14 DAY TRIAL // According to new measurements conducted via the NASA/ESA Hubble Space Telescope, it would appear that the largest known galaxy cluster in the Universe is in fact 43 percent heavier than originally estimated. The object, known as ACT-CL J0102-4915 or El Gordo (the fat one, in Spanish), has been determined to weigh 3 million billion solar masses.
Astronomers operating Hubble were able to reach this conclusion after they measured the amount of gravitational distortion the cluster triggered in light released by objects around and behind it. Finding background galaxies for a cluster located around 9.7 billion light-years away was a challenge, but one that was easily surpassed with this telescope's huge observations power.
One of the most interesting aspects related to this cluster is that it existed at a time when the Universe was just a fraction of its current age. The Big Bang is estimated to have occurred roughly 13.75 billion years ago, which means that El Gordo already weighed 3 quadrillion solar masses 4 billion years later. Exactly how the cluster got to grow so fast remains a mystery to astronomers.
Hubble was able to conduct such precise measurements of its mass through a method called weak lensing, wherein the telescope's sensitive detectors analyzed how the extreme weight of the cluster created subtle distortions in the space around it. Light coming from even more distant galaxies behind El Gordo was also distorted, so scientists measured the intensity of this phenomenon.
Theory suggests that the more mass is stored in a cluster, the more it will distort light. Based on the amount of light distortion seen around El Gordo, scientists at the University of California in Davis (UCD) determined that the cluster must weigh 3 quadrillion solar masses. The structure contains several hundred galaxies, plus a massive number of gas clouds throughout its interior.
“What I did is basically look at the shapes of the background galaxies that are farther away than the cluster itself. It's given us an even stronger probability that this is really an amazing system very early in the Universe,” says UCD expert and lead study author, James Jee.

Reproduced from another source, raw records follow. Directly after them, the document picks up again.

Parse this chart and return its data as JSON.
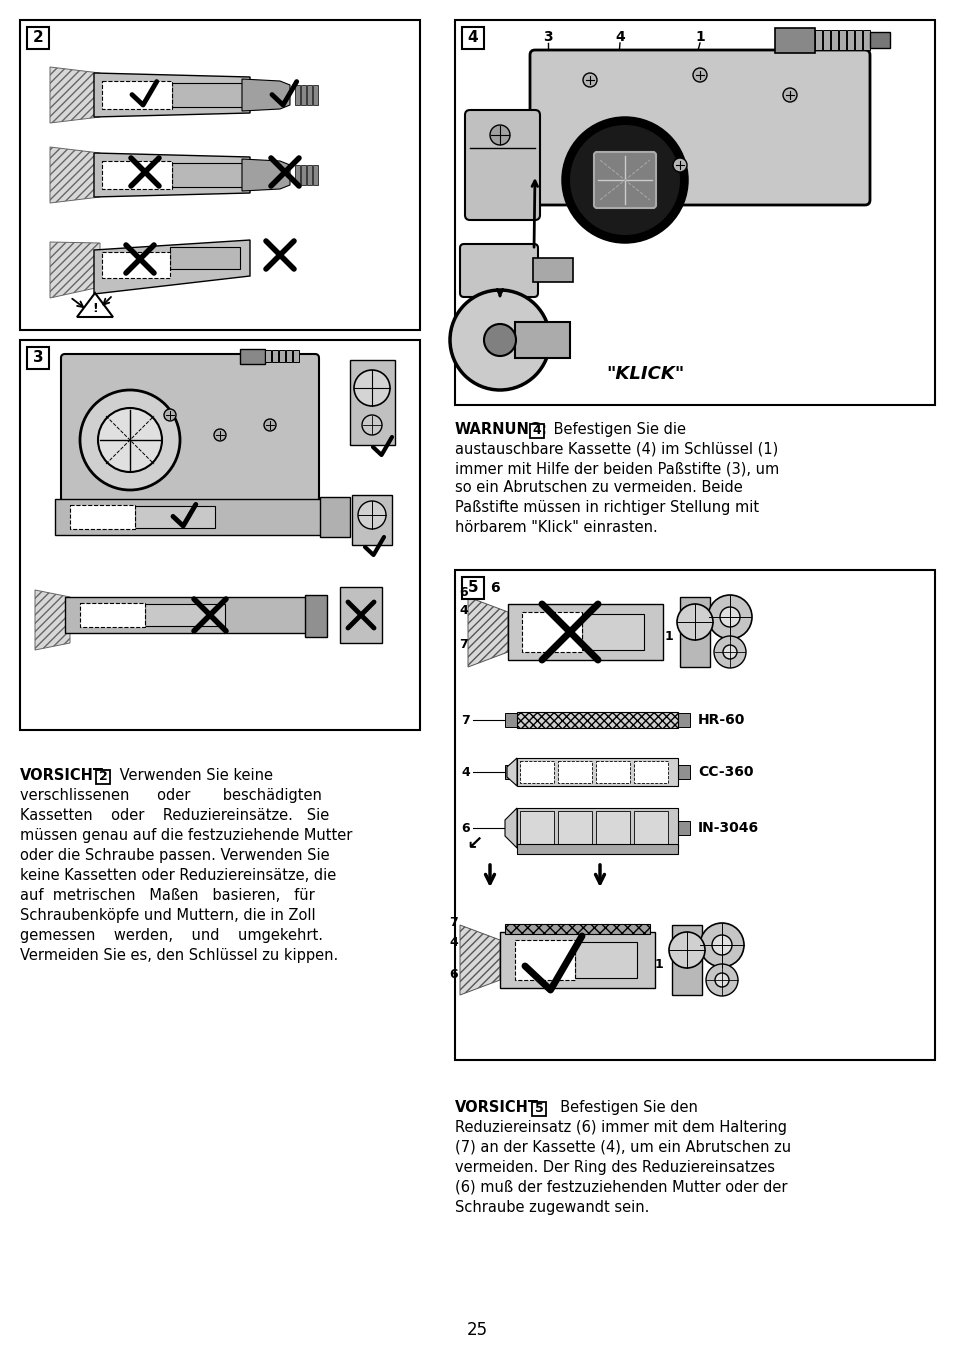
{
  "page_number": "25",
  "bg": "#ffffff",
  "warnung_bold": "WARNUNG:",
  "warnung_num": "4",
  "warnung_rest_line1": " Befestigen Sie die",
  "warnung_line2": "austauschbare Kassette (4) im Schlüssel (1)",
  "warnung_line3": "immer mit Hilfe der beiden Paßstifte (3), um",
  "warnung_line4": "so ein Abrutschen zu vermeiden. Beide",
  "warnung_line5": "Paßstifte müssen in richtiger Stellung mit",
  "warnung_line6": "hörbarem \"Klick\" einrasten.",
  "vorsicht2_bold": "VORSICHT:",
  "vorsicht2_num": "2",
  "vorsicht2_line1": " Verwenden Sie keine",
  "vorsicht2_line2": "verschlissenen      oder       beschädigten",
  "vorsicht2_line3": "Kassetten    oder    Reduziereinsätze.   Sie",
  "vorsicht2_line4": "müssen genau auf die festzuziehende Mutter",
  "vorsicht2_line5": "oder die Schraube passen. Verwenden Sie",
  "vorsicht2_line6": "keine Kassetten oder Reduziereinsätze, die",
  "vorsicht2_line7": "auf  metrischen   Maßen   basieren,   für",
  "vorsicht2_line8": "Schraubenköpfe und Muttern, die in Zoll",
  "vorsicht2_line9": "gemessen    werden,    und    umgekehrt.",
  "vorsicht2_line10": "Vermeiden Sie es, den Schlüssel zu kippen.",
  "vorsicht5_bold": "VORSICHT:",
  "vorsicht5_num": "5",
  "vorsicht5_line1": "  Befestigen Sie den",
  "vorsicht5_line2": "Reduziereinsatz (6) immer mit dem Haltering",
  "vorsicht5_line3": "(7) an der Kassette (4), um ein Abrutschen zu",
  "vorsicht5_line4": "vermeiden. Der Ring des Reduziereinsatzes",
  "vorsicht5_line5": "(6) muß der festzuziehenden Mutter oder der",
  "vorsicht5_line6": "Schraube zugewandt sein.",
  "klick": "\"KLICK\"",
  "hr60": "HR-60",
  "cc360": "CC-360",
  "in3046": "IN-3046"
}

He explains that a large part of the mass in El Gordo must be accounted for by dark matter.
“We were in dire need for an independent and more robust mass estimate given how extreme this cluster is and how rare its existence is in the current cosmological model,” explains University of Illinois in Urbana-Champaign (UIUC) expert Felipe Menanteau, a member of the research team.
“There was all this kinematic energy that was unaccounted for and could potentially suggest that we were actually underestimating the mass,” he goes on to say. Previous estimates of El Gordo's weight were based on measurements conducted in January 2012 with the NASA Chandra X-ray Observatory.
The European Southern Observatory's (ESO) Very Large Telescope (VLT) at the Paranal Observatory, in Chile, also contributed galaxy velocity measurements to the 2012 estimates. However, the issue was that the cluster might have been in the process of forming via a merger between two smaller clusters. This is where the sensitivity of Hubble came in, and solved the problem.